“I went a little bit method”: the 2014 movie character Stephen Graham called “twatty”
Liverpool’s Stephen Graham is a fantastic example of cream rising to the top because he’s managed it three times now, in very distinct periods of his career, over a 25-year period.
Firstly, at the start of the 2000s, thanks to his going from working on The Bill to getting cast alongside Brad Pitt and Jason Statham in Guy Ritchie’s Snatch, he caught the eye of Hollywood to the point that he started to mix it in the big leagues on movies like Martin Scorsese’s Gangs of New York in 2002.
At that point, he might have been forgiven for thinking he would be a major movie mainstay, because both Snatch and Scorsese’s film were huge hits, and the legendary director of the latter didn’t forget him. But Graham’s career almost immediately calmed right back down again, and he returned to working mostly in British TV while making the occasional movie.
But seven years later, he had another hit with football biopic The Damned United and then Hollywood came calling again, Graham cast as the psychopathic gangster Baby Face Nelson in Johnny Depp’s Public Enemies before a very different role in Pirates of the Caribbean: On Stranger Tides two years later. Things went quiet again for some years, but Scorsese was about to direct the pilot of HBO’s Boardwalk Empire, and Graham was on a plane to the US once again to play Al Capone.
Scorsese is, of course, no stranger to method actors, and once that show had wrapped, Graham, by his own admission, dipped his toes into that world on a movie he made in 2014, a psychological thriller called Hyena. Graham played Detective Inspector David Knight on the British neo-noir about bent coppers and investigation units, in shades of his future work on Line of Duty, and in doing so had to push himself to go outside his usual comfort zone.
Graham told Empire: “I said to the director on day one that I wanted Knight to be an absolute twat. No matter what job you’re in or where you are, you’ve always got one person who’s so underhand and spineless that they’ll do anything to get to the top. They don’t care who they stand on. There’s always one in your work.”

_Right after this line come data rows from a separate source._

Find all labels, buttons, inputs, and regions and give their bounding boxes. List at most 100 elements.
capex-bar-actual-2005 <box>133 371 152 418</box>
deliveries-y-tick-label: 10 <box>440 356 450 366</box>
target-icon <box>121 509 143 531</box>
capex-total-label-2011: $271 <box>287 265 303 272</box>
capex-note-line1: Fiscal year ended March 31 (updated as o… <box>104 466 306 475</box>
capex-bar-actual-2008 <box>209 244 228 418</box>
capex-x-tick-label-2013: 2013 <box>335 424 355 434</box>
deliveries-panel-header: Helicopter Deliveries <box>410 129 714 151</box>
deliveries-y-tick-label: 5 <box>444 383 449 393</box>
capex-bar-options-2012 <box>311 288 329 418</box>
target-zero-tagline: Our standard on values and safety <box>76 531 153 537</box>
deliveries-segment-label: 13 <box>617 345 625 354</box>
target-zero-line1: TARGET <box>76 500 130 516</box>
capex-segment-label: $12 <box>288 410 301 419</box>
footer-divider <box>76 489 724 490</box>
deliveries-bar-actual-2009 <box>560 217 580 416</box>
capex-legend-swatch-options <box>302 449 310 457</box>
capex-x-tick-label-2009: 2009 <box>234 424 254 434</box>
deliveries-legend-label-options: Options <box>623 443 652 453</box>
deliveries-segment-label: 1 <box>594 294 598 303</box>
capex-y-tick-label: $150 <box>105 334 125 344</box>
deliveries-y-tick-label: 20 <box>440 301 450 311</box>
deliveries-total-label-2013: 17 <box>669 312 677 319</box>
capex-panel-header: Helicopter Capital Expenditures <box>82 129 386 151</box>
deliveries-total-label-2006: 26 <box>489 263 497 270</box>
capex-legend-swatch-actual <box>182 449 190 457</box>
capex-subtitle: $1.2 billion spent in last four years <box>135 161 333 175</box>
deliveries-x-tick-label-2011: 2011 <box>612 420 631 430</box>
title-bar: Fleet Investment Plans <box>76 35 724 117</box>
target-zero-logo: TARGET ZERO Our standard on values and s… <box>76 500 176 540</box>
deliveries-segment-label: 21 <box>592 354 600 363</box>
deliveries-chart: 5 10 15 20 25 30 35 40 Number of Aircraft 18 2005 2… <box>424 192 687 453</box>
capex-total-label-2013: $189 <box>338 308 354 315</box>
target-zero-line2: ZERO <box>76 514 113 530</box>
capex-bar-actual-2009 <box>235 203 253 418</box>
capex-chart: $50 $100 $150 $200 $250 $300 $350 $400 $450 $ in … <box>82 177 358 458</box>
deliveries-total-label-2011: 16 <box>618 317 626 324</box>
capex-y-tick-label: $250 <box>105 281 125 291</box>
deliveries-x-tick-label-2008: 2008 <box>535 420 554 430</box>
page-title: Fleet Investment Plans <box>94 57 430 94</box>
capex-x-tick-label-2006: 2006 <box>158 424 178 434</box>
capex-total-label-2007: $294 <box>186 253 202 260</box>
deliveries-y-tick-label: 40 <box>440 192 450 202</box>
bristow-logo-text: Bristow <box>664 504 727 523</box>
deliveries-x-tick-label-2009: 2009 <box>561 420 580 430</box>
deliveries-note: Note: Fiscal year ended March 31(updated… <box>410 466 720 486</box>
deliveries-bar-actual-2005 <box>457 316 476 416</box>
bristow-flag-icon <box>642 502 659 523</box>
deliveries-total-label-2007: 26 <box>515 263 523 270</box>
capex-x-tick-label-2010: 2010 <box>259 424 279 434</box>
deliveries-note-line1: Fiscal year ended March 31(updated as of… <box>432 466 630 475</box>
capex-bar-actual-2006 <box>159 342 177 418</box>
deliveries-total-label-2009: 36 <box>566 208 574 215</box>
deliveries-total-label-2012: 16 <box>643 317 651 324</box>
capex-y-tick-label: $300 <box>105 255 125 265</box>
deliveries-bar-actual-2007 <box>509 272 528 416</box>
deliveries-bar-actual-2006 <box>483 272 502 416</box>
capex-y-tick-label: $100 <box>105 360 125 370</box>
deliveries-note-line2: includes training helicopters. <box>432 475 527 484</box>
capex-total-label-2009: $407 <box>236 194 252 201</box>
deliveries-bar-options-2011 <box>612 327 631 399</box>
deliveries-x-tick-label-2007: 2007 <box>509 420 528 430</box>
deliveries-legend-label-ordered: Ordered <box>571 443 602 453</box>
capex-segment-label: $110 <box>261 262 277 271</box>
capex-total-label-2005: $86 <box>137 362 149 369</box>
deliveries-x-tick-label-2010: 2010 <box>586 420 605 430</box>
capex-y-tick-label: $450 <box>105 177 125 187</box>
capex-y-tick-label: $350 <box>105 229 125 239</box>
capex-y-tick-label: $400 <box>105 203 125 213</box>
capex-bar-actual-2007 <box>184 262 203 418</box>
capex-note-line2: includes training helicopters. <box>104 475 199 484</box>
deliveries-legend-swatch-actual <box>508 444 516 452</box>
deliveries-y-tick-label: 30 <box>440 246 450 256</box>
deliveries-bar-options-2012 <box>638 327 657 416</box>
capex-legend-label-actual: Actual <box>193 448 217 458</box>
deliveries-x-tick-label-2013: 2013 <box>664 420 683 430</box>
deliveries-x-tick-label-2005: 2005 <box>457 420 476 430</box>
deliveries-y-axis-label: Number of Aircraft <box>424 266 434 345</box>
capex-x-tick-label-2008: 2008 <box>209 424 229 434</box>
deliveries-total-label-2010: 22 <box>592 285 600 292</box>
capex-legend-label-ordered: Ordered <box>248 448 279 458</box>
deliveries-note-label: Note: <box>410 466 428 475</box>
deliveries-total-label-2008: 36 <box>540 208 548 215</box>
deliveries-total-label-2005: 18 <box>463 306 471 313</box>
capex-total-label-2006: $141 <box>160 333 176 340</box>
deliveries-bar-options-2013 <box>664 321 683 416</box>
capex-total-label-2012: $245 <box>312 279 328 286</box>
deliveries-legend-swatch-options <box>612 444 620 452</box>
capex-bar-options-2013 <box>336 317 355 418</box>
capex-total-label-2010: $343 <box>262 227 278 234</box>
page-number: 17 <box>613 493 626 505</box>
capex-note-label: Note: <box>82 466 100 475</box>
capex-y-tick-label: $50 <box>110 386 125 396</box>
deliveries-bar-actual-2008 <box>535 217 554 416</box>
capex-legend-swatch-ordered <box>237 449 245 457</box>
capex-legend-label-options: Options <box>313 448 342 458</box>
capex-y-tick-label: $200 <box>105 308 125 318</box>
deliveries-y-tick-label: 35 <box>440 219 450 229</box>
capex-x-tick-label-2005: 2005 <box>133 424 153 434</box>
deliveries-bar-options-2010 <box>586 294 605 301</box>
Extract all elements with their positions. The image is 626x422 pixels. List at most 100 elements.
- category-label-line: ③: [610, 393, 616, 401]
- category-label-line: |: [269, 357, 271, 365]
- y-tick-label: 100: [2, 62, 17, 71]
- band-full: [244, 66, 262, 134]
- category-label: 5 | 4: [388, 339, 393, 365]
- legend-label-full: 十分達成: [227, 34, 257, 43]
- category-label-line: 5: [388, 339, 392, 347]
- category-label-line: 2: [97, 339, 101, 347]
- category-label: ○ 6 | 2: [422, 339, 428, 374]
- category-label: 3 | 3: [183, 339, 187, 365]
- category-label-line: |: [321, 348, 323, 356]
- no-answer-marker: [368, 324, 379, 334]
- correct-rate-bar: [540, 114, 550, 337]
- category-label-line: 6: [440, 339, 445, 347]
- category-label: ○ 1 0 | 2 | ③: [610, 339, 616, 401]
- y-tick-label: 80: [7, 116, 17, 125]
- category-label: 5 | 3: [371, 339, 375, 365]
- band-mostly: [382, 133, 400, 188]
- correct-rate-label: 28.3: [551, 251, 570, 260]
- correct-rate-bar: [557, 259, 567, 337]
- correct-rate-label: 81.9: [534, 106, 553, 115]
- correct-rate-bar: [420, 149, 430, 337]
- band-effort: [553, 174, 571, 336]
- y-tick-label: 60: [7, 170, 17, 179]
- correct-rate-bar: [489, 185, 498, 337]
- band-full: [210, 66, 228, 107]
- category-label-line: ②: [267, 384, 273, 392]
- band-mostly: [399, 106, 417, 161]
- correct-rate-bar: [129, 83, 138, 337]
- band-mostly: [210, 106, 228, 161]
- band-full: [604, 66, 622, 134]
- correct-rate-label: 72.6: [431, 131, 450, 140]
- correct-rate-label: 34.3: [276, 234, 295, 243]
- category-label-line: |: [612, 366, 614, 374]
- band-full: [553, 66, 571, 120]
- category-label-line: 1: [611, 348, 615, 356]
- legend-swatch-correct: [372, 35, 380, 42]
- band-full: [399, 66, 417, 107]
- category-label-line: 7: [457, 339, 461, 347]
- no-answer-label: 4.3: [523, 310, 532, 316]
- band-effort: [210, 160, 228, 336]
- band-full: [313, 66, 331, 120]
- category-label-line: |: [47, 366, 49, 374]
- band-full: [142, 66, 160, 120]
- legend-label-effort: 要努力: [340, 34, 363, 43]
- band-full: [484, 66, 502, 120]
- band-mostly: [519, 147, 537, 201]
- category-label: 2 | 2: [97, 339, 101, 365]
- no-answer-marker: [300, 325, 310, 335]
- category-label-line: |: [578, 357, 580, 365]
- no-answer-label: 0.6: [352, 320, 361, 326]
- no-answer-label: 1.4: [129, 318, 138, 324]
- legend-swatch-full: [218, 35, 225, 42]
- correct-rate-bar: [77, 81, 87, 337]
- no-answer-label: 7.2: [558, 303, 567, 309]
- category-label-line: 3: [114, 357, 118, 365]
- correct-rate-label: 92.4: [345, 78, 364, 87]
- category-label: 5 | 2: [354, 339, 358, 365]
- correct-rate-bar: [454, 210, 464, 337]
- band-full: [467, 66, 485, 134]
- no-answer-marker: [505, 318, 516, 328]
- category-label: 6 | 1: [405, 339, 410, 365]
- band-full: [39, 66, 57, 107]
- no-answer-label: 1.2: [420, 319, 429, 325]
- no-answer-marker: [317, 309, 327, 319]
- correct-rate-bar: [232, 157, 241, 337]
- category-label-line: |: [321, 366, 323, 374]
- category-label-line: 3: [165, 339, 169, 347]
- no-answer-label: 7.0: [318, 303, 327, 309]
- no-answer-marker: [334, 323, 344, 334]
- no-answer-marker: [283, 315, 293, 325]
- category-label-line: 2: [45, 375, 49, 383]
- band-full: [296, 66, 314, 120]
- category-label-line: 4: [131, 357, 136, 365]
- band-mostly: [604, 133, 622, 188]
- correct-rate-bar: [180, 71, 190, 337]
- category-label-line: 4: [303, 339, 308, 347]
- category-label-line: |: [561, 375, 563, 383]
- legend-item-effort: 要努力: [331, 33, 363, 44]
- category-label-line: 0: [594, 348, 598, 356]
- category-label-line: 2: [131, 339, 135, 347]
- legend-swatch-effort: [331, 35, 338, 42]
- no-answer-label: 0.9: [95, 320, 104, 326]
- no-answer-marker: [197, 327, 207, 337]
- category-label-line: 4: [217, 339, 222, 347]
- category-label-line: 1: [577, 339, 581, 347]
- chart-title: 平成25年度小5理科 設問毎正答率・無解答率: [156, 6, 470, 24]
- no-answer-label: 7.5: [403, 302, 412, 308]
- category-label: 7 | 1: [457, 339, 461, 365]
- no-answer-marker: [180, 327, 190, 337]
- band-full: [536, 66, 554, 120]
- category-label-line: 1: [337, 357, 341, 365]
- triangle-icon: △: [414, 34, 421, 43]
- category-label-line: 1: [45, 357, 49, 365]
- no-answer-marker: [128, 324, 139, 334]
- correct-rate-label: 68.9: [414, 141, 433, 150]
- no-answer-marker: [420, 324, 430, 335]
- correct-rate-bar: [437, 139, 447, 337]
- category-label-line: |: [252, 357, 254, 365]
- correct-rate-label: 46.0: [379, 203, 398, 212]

Graham set about going shopping in order to make his character more convincing, adding: “We got a lovely pair of brown Gucci suede loafers, which to me shout that word out, and this Comme Des Garçons aftershave I’d bought in Paris thinking I was dead smooth. So I was actually being a twat myself. I tried it, and my wife told me never to spray it again, but I thought it’d come in handy one day. Before every scene, I sprayed it all over me. I went a little bit method twatty on this role!”
Despite a low budget, Hyena picked up favourable reviews and won several industry prizes, but once more it signalled the start of a decade of Graham appearing in projects closer to home rather than big cinema releases, a Pirates of the Caribbean sequel notwithstanding, as well as the trusty Scorsese giving him a small role in The Irishman on Netflix.
That was before his life-changing success with 2025’s Adolescence, the one-shot drama that became the streaming giant’s most-watched ever production, and won Graham a Golden Globe, a Bafta and an Emmy. He made Springsteen: Deliver Me From Nowhere the same year and has two major movies in the works, a sequel to Tom Hanks’ war drama Greyhound and the thriller Bunker with Javier Bardem and Penélope Cruz.